Joshua Dildine’s Photo Series

Gabe Durham

07.11.13

There’s a baffled rage that comes with seeing a defaced photo of yourself. If you ever made a weird face on Class Picture Day, you know what I mean. The defaced subject is you but not, real but caricature, and it’s often accompanied by a word bubble in which you say something sexually incriminating about yourself.

But is there a way to deface respectfully? Even lovingly?

In Joshua Dildine‘s “Photo Series,” the artist makes a canvas of an old family photograph, then uses acrylic, oil, and spray paint to deface them into works of art.

In these paintings, the photos’ backgrounds tend to remain untouched: “In Good Company” features a field, a patch of flowers, and blue sky, all warped and sepiaed by time. In the foreground, meanwhile, the artist obscures the photo’s original subjects with a glob of metallic spray paint resembling a crashing UFO or a beached whale. Some paint covers the photo entirely, some offers a translucent window. And where a person originally stood, the distorted figure of a newer, tinier person has been recreated.

This seems to be at the heart of the artist’s project: The blurred lines between expression and representation.

“My process navigates through three different stages,” Dildine said in an interview last June. There’s construction (the photo itself) and deconstruction (the defacement via “gestural marks”), but most of the artist’s time is spent on the third step of reconstruction: “I quickly move to harmonize the photo with paint. I ‘reconstruct’ the context, using some visual information left over to be in dialogue with gesture.”

The abstract paintings Dildine creates outside of the Photo Series are marked by a similar attention to composition, color, and intent. What they lack is the sexy hook of the Photo Series–the invitation to the viewer to draw overt connections to a world that looks more like my own.

“With each photo, I have to decide how much [of the original photo] will stay and how much will be paint,” Dildine told me over email. “There is a greater range, especially in the upcoming work, of showing more and less. I like to tip it just enough for it to become something more than its original context, while still allowing photographic clues to shine through. It gives the viewer the opportunity to excavate the work with their own personal baggage.”

The series’ effect is of the sort of film scene in which a man in a phone booth’s gaze is diverted to a yipping dog across the street, and so the camera (and the audience) refocuses from foreground to a background to watch this dog act up, nipping on the pant cuff of a stranger. It’s only when the camera snaps back to the man in the foreground that we see the man has been mutilated beyond recognition.

“League of Losers #2” complicates this pattern. Here we are offered a familiar photo trope: A dated kids-only family photo, almost certainly taken at the mall. But now the faces of each kid has been whited out. It’s spray paint, but it looks like the vindictive erasure of an ex with a grudge. And while the reconstruction continues where the ex would stop–sharp purple acrylic strokes snake around and between the family members–it’s the painting these strokes animate, not the losers.
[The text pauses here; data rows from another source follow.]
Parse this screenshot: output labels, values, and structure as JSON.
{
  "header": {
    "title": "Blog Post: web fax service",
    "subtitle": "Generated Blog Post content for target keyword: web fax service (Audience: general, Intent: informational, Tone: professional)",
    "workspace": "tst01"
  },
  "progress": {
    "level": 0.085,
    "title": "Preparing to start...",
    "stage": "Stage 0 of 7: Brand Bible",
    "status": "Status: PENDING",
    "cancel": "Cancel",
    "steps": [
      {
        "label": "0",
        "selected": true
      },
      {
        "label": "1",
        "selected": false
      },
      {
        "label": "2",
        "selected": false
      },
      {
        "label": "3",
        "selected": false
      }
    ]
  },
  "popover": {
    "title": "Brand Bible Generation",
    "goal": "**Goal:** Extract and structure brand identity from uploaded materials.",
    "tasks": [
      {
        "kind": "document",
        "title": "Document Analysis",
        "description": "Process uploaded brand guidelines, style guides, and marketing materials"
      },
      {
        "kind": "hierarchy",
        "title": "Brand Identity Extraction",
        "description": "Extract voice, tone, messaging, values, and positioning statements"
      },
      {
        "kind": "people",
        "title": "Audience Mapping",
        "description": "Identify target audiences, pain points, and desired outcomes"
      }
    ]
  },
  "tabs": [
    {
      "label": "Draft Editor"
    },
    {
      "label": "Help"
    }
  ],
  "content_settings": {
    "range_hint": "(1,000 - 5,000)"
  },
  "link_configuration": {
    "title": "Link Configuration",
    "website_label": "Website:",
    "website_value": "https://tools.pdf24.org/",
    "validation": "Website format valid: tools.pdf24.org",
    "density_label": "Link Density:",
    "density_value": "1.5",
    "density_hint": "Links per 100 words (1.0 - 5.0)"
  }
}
“At first it was questioned and concerning that I was painting over my parent’s engagement photo,” Dildine told me, “but family and friends develop an exciting sense of ownership and ‘fame’ when they know they are being painted over now. I also like how the tone and the feeling of the snapshots reminds perfect strangers of their own family photos from the past. The paintings make them an equalizing ground, making the sense of memory personal for them as well.”

For viewers, it signals a break from the schmaltz that family portraiture can breed–not in favor of cynicism, but of investigation. Dildine thinks of the photos as a “visual springboard”: “I choose awkward photos (because I have a lot of them) with funny faces with interesting colors or patterns because I think they will be fun to paint. What I like about the photos, aside from the visual in combination with the paint, are the emotions that they evoke from the subjects and viewers as well as the sense of familiarity and, at times, embarrassment that they can bring out.”

In “Storytime is Not for Sitting Quietly,” what was originally (I think) a photo of a baby held up in front of an illustration of Spider-Man becomes an impossible portrait of Spider-Man himself holding the baby, both figures partially obscured (defaced?) by the artist’s bold white and purple strokes.

The paintings’ titles often read like the track list from the debut album of an R&B artist who knows he’s on to something: “Prepare to be Floored,” “Sweet to the Core,” “Dear Timid Embracers of Change,” and “Booms Like Crazy.” To Dildine, these titles reflect his and his family’s sense of humor while also avoiding, as he puts it, “coming across as angry or appearing that I need some sort of psychiatric evaluation of my mental health in relation to my family.”

The magic of Didine’s layering is that the orientation our brains usually bring to an image (“That’s a real person standing in front of a drawing”) becomes either impossible or beside the point. Likewise, the artist’s intent (be it malice or kindness or indifference) melts away as well.

What we’re left with is pure expression, pure play.